A good rule: if you have to do 90 percent of the work for more than a few minutes, she is probably not very invested. That’s not an insult. It’s just reality. Move on cleanly.
Build the Reps Without Making It a Big Thing
If you only practice dating when it “matters,” you’ll stay rusty forever. Practice has to be low stakes or it won’t happen.
That means talking to women without turning every interaction into a mission. Chat with the barista. Make a comment at the bookstore. Ask the woman next to you a simple question in line. Not because you’re “working the field.” Because you’re building familiarity with starting conversations.

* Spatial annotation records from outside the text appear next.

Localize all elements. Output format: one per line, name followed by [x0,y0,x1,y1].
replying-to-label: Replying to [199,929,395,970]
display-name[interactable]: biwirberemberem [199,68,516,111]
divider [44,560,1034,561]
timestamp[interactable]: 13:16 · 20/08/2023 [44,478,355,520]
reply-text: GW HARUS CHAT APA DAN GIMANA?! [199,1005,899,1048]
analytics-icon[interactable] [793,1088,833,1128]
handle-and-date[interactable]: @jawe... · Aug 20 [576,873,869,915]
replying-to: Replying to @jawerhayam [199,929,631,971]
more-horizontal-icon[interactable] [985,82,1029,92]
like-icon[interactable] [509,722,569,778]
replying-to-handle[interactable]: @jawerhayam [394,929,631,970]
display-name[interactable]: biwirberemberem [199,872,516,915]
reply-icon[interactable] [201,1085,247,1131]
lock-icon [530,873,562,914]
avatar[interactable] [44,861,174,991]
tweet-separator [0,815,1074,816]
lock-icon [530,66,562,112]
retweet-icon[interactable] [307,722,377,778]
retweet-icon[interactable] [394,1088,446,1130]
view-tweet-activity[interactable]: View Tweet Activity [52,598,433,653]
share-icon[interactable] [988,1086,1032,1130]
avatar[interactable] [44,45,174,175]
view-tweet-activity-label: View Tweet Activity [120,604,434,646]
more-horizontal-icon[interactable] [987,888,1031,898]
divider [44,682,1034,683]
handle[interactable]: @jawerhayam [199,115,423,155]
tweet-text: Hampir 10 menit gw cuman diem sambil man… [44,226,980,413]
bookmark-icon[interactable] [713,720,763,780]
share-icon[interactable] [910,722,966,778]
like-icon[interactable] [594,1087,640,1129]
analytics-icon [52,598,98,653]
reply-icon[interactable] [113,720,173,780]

You’re training three things:
- Starting without overthinking
- Reading response speed and tone
- Staying calm if the interaction doesn’t go anywhere
Example: at a social event, aim to have three conversations that last under five minutes. Not because short is ideal, but because you’re practicing initiation, not chasing a perfect outcome. That keeps pressure down and volume up.
Another example: if you see a woman you want to talk to, don’t wait for a magical opening. Use the practical one in front of you. “This place is louder than I expected.” “Have you been here before?” “That drink looks better than mine.” Simple works.
The more you practice, the less “fake” everything feels. Not because people become less complicated, but because you become more grounded. You stop needing certainty before you move.
That’s the real skill: acting well in imperfect conditions.
The Right Goal Is Not “Get Her” — It’s Get Better
The men who get stuck are usually obsessed with a single outcome. The men who improve are usually obsessed with the process.
That doesn’t mean you become passive. It means you stop treating every woman like a final exam. You ask cleaner questions, make clearer moves, and learn from what happens.
When you stop saying “that’s fake” as a defense mechanism, you leave room for actual connection. When you adopt a practice mentality, dating stops being a referendum on your worth and starts being a skill you can build.
That’s when things get easier. Not easy. Easier.